In this case, justice and the Constitution have been served by a careful trial court and a conscientious lawyer. The denial of appellant’s section 2255 motion is accordingly

Affirmed.

MIKVA, Circuit Judge, concurs in the result.

. United States v. White, No. 23,355 (D.C.Cir. 29 June 1970) (unpublished per curiam order and opinion).

. In April 1971 appellant filed his first pro se petition under 28 U.S.C. § 2255. He claimed that his pleas had been coerced by threatening references to the death penalty, and that the district court had wrongfully refused to order a psychiatric examination. The court denied this petition on 26 April 1971. Appellant next wrote letters to the trial court and to Judge William Jones again attacking the validity of his pleas. The trial court denied one such petition on 22 October 1974; Judge Jones denied another on 15 November 1974. Appellant filed a fourth § 2255 petition in January 1977 which was denied on 7 January 1977. These letters and petitions all raised claims of coercion and ineffective assistance of counsel. No appeal was taken from any of these adverse decisions of the district court.

. By an Order dated 3 September 1980 this court granted appellant’s motion for the appointment of counsel.

. Appellant’s wife pleaded guilty to a lesser included offense of assault on a police officer. She received a sentence of twenty months to five years. After a waiver of trial by jury, District Judge Oliver Gasch conducted a bench trial of appellant’s son. The judge found this defendant not guilty by reason of insanity, and ordered him committed to St. Elizabeth’s. Judge Gasch was the same judge who sentenced appellant and his wife. Only the propriety of appellant’s guilty pleas are involved in this appeal.

. See United States v. White, Crim. No. 1460-68 (D.D.C. 27 March 1969) (plea hearing transcript).

. See id. at 6.

. See id. at 7-8.

. See United States v. White, Crim.
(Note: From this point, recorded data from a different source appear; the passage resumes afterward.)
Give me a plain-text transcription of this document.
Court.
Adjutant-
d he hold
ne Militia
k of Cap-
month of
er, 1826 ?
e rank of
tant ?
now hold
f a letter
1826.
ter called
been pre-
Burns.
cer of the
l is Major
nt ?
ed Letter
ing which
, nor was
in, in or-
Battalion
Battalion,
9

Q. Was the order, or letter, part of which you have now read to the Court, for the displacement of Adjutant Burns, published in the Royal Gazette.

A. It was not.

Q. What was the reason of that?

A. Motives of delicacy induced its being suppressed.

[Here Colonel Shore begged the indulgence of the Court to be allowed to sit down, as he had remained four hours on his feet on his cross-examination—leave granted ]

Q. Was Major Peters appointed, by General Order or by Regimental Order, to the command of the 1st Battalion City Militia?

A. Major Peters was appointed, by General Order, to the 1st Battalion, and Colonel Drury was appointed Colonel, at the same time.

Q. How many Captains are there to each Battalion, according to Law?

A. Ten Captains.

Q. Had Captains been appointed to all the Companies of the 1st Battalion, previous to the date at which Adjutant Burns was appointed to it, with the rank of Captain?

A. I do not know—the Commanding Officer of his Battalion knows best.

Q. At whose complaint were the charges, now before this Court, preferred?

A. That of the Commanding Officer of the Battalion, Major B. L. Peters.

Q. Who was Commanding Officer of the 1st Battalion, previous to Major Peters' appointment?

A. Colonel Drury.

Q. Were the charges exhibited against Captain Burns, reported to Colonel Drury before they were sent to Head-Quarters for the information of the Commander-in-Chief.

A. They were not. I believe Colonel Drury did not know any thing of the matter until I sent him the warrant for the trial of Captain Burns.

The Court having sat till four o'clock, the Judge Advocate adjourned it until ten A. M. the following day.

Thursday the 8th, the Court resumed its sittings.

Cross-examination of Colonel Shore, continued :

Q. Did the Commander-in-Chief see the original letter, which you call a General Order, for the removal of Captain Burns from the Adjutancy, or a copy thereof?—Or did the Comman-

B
No. 1460-68, at 20-21, 24 (D.D.C. 6 June 1969) (sentencing transcript).

. See id. at 21-25.

. This court affirmed that decision. See note 1 supra.

. See United States v. Joslin, 434 F.2d 526 (D.C.Cir.1970).

. United States v. White, Crim. No. 1460-68, at 18 (D.D.C. 6 June 1969) (sentencing transcript).

. United States v. White, No. 23,355, at 3 (D.C.Cir. 29 June 1970) (unpublished per curiam order and opinion).

.The same District Judge likewise dealt with but reached a different conclusion re appellant’s son. See note 4 supra.